A personally procured move (PPM) is just what it sounds like, and generally includes a reimbursement of 95 percent of the cost of a government-procured military move. Most military members are generally familiar with these options already. Whether for a PCS or some kind of temporary duty (TDY/TDA/TDT/TAD/TDI), the government will typically help you with the move itself or else help you cover the costs. But how do you choose?
If it’s your first move of personal property in the military, there’s required counseling you’ll have to go through at your local Transportation Office (TO). But maybe you were feeling awful that day and couldn’t concentrate. Maybe you’ve been through the process once before, but the new online counseling materials weren’t as helpful as you thought they’d be. Long-time members of the military may also know PPMs as a do-it-yourself (DITY) move, and you may have questions about the differences between the old and new systems. In addition to our own two cents, here’s a roundup of tips and advice from reputable online sources.
Cost Comparison for PPMs vs. Military Moves
It used to be far more common for people to choose the old kind of PPM—the do-it-yourself (DITY) move—as a way of saving a few dollars. By scouting out different options and taking advantage of discount offers, service members could frequently take the 95 percent reimbursement and move on their own for less.
What changed? It was the Defense Personal Property System (DPS). This system makes it possible for many members of the military to manage their move, paperwork, counseling, and claims online, but it also increased the cost efficiency for the military by having multiple moving companies bid on military move services. It’s not so much that you stand to lose money by opting for a personally procured move. Rather, the cost tends to be about the same, especially when you take advantage of commonly available discounts.
Time Comparison for PPMs vs. Military Moves
With this in mind, PPMs remain a popular choice among military service members. Not only do you get control over the details of the move and the choice of moving company, but you also tend to get a little bit more time on your permissive TDY to take care of a personally procured move. If you want to do the extra legwork to feel even more confident in the move itself, you’ll be able to. But even more often, service members look to stay efficient with their move, while using the extra time for their personal enjoyment.

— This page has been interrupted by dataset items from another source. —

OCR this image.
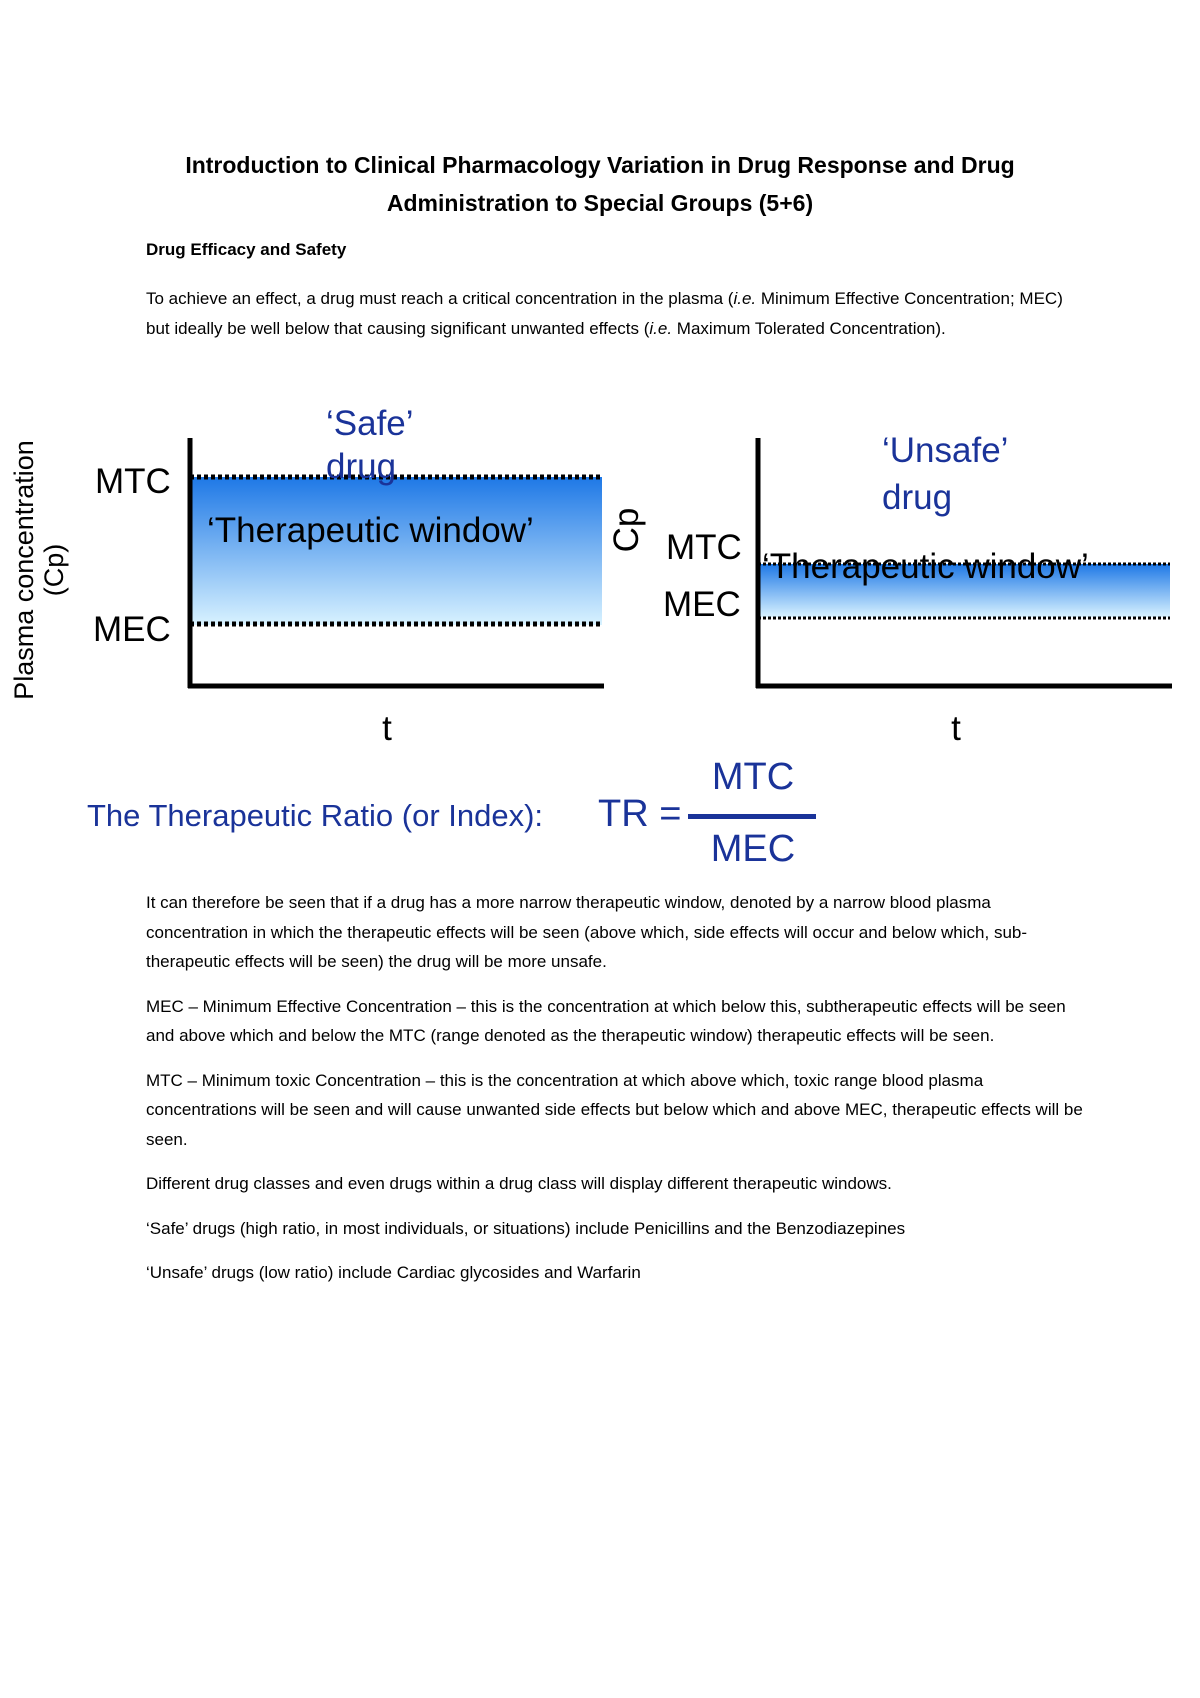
Introduction to Clinical Pharmacology Variation in Drug Response and Drug
Administration to Special Groups (5+6)
Drug Efficacy and Safety

To achieve an effect, a drug must reach a critical concentration in the plasma (i.e. Minimum Effective Concentration; MEC) but ideally be well below that causing significant unwanted effects (i.e. Maximum Tolerated Concentration).

Plasma concentration (Cp)
‘Safe’
drug
MTC
MEC
‘Therapeutic window’
t
‘Unsafe’
drug
Cp MTC
MEC
‘Therapeutic window’
t
The Therapeutic Ratio (or Index): TR =
MTC
MEC

It can therefore be seen that if a drug has a more narrow therapeutic window, denoted by a narrow blood plasma concentration in which the therapeutic effects will be seen (above which, side effects will occur and below which, sub-therapeutic effects will be seen) the drug will be more unsafe.

MEC – Minimum Effective Concentration – this is the concentration at which below this, subtherapeutic effects will be seen and above which and below the MTC (range denoted as the therapeutic window) therapeutic effects will be seen.

MTC – Minimum toxic Concentration – this is the concentration at which above which, toxic range blood plasma concentrations will be seen and will cause unwanted side effects but below which and above MEC, therapeutic effects will be seen.

Different drug classes and even drugs within a drug class will display different therapeutic windows.

‘Safe’ drugs (high ratio, in most individuals, or situations) include Penicillins and the Benzodiazepines

‘Unsafe’ drugs (low ratio) include Cardiac glycosides and Warfarin
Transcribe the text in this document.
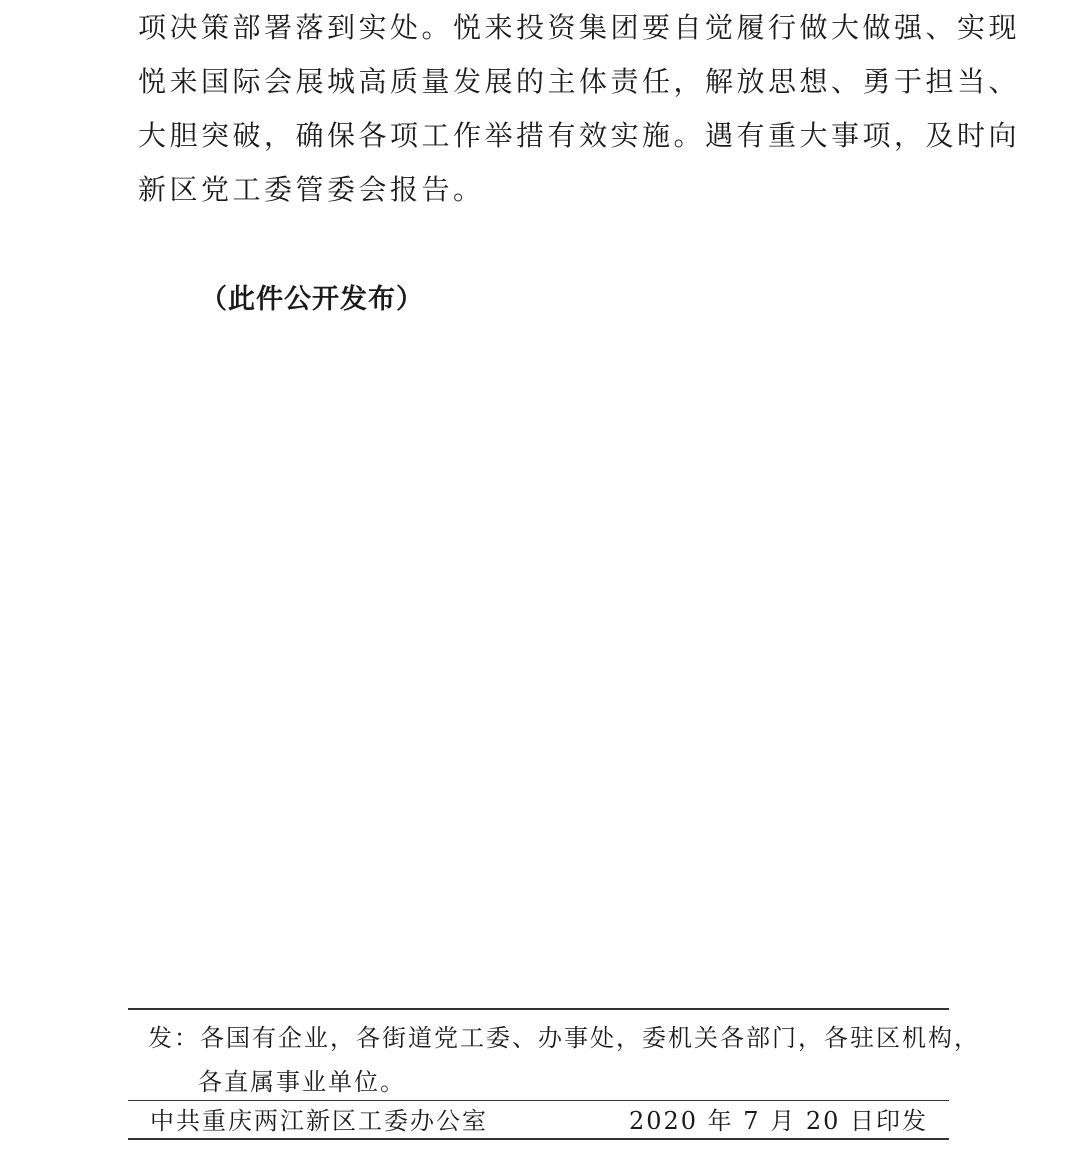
项决策部署落到实处。悦来投资集团要自觉履行做大做强、实现
悦来国际会展城高质量发展的主体责任，解放思想、勇于担当、
大胆突破，确保各项工作举措有效实施。遇有重大事项，及时向
新区党工委管委会报告。
（此件公开发布）
发：各国有企业，各街道党工委、办事处，委机关各部门，各驻区机构，
各直属事业单位。
中共重庆两江新区工委办公室	2020 年 7 月 20 日印发
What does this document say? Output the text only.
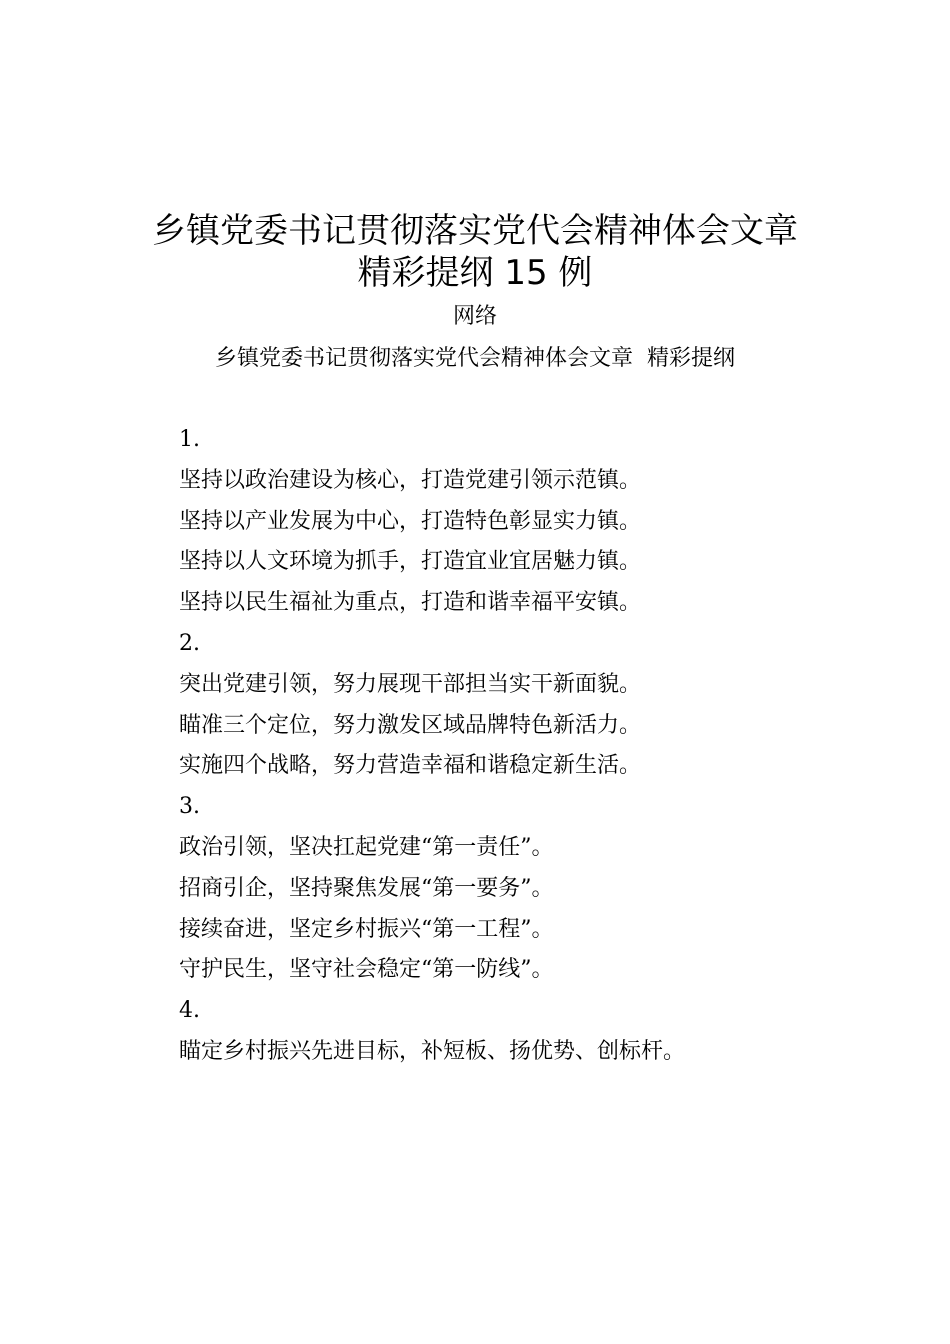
乡镇党委书记贯彻落实党代会精神体会文章
精彩提纲 15 例
网络
乡镇党委书记贯彻落实党代会精神体会文章  精彩提纲
1.
坚持以政治建设为核心，打造党建引领示范镇。
坚持以产业发展为中心，打造特色彰显实力镇。
坚持以人文环境为抓手，打造宜业宜居魅力镇。
坚持以民生福祉为重点，打造和谐幸福平安镇。
2.
突出党建引领，努力展现干部担当实干新面貌。
瞄准三个定位，努力激发区域品牌特色新活力。
实施四个战略，努力营造幸福和谐稳定新生活。
3.
政治引领，坚决扛起党建“第一责任”。
招商引企，坚持聚焦发展“第一要务”。
接续奋进，坚定乡村振兴“第一工程”。
守护民生，坚守社会稳定“第一防线”。
4.
瞄定乡村振兴先进目标，补短板、扬优势、创标杆。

Still trying to choose between a military move and a PPM for your family? Here’s a great resource from Military Spouse to help you decide. Already decided on a PPM? Check out this easy step-by-step guide.
Application Forms and Counseling
Like anything else involving the military, no matter whether you choose a PPM or military move, there’s going to be a good amount of paperwork and bureaucracy involved. Nevertheless, the counseling information is important so you can understand your weight allowance and weight tickets, get the forms you need, and generally stay within the rules. For example, beware of trying to use a PPM or a military move beyond the authorized use of moving and storing you and your immediate family’s household goods. You can’t make a deal with a friend to include their belongings as part of your government-sponsored move.
Here’s a roundup of forms and financial services you’ll likely need as part of your move:
DD2278: Application for Do It Yourself Move and Counseling Checklist
DD1299: Application for Shipment and/or Storage of Personal Property
SF1038: Advance of Funds Application and Account
You can also find these and other forms, as well as the financial services you need through the Defense Finance and Accounting Service.